Herbert Ross’s unadventurous directing is a good example of why the Italians had such an edge over American thrillers in the 1970’s. It gets the job done, employing zooms, POV sequences and flashbacks as a matter of functionality rather than style. Ross was never a great director, but he is clearly capable of handling a complicated script: telling the story with just the right amount of attention on each detail to keep the action clear and the filler concise.

If it lacks the excess of style that makes gialli such a treat, it does at least share one Italian hallmark: great set pieces. Despite the relatively small number of locales, Ross makes the most of them.

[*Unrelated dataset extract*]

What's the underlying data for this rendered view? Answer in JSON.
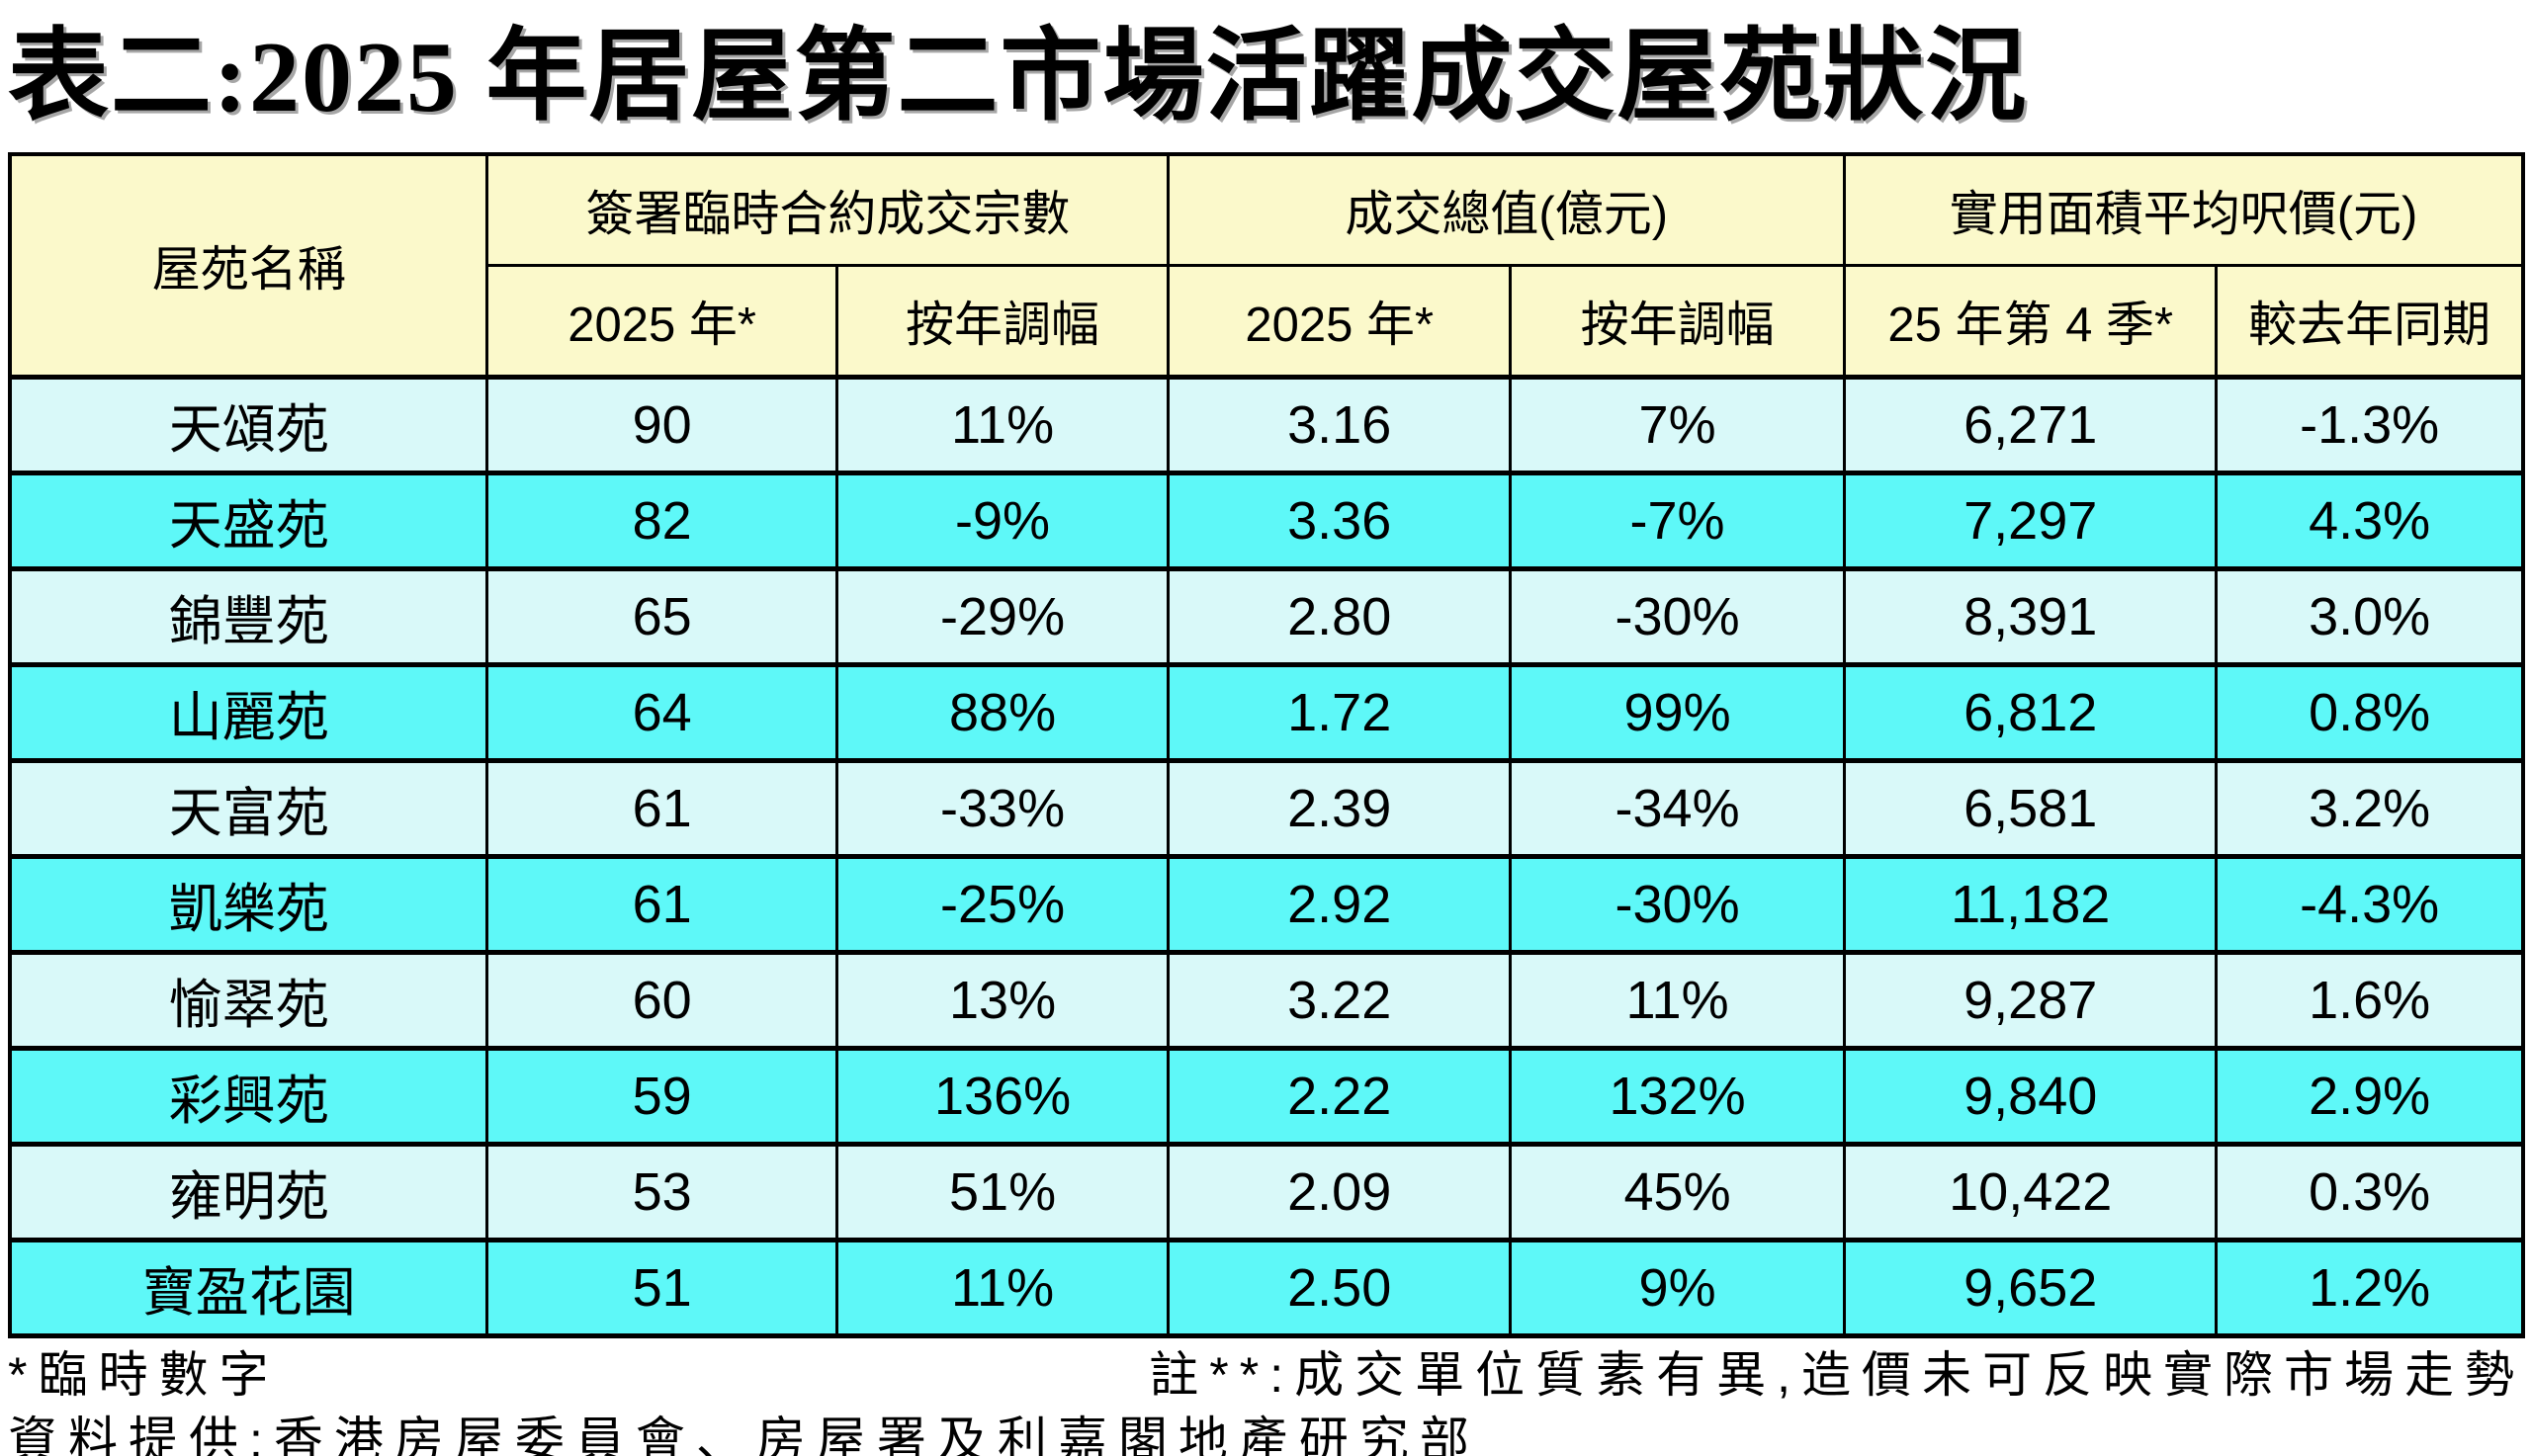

The yacht is a good substitute for the traditional inaccessible manor, and the art director keeps it thematically stuffed with board games, puzzles and hidden clues. The two major landward excursions are suitably seasoned with local flavor, especially a crumbling monastery where hidden James Coburn recordings harmonize Gregorian chants. In fact, one area where Ross may exceed his European genre contemporaries is his staging. When he’s got nothing better to do, Ross moves his characters around the main deck like chess pieces preparing for a surprise mate.

All told, this is a mystery for the mind, a perplexing confection where dialogue, motivations and camerawork all kneel before and wait upon the enthroned plot. This type of single-mindedness usually bothers me when it is employed for the sake of emotional manipulation, but somehow I feel more forgiving when it’s done in the name of intellectual manipulation. Perhaps it’s because Perkins, Sondheim and Ross never forget to entertain.

“The Last of Sheila” belongs to the same postmodern comedy-mystery family as “Sleuth,” “Deathtrap,” “Murder by Death” and “Clue.” I think it’s one of the best of the breed, up there with another one of my favorites, “8 Women.” Don’t let me inflate your expectations beyond guilty pleasure limits, but do check this one out if your want some safe and reliable fun.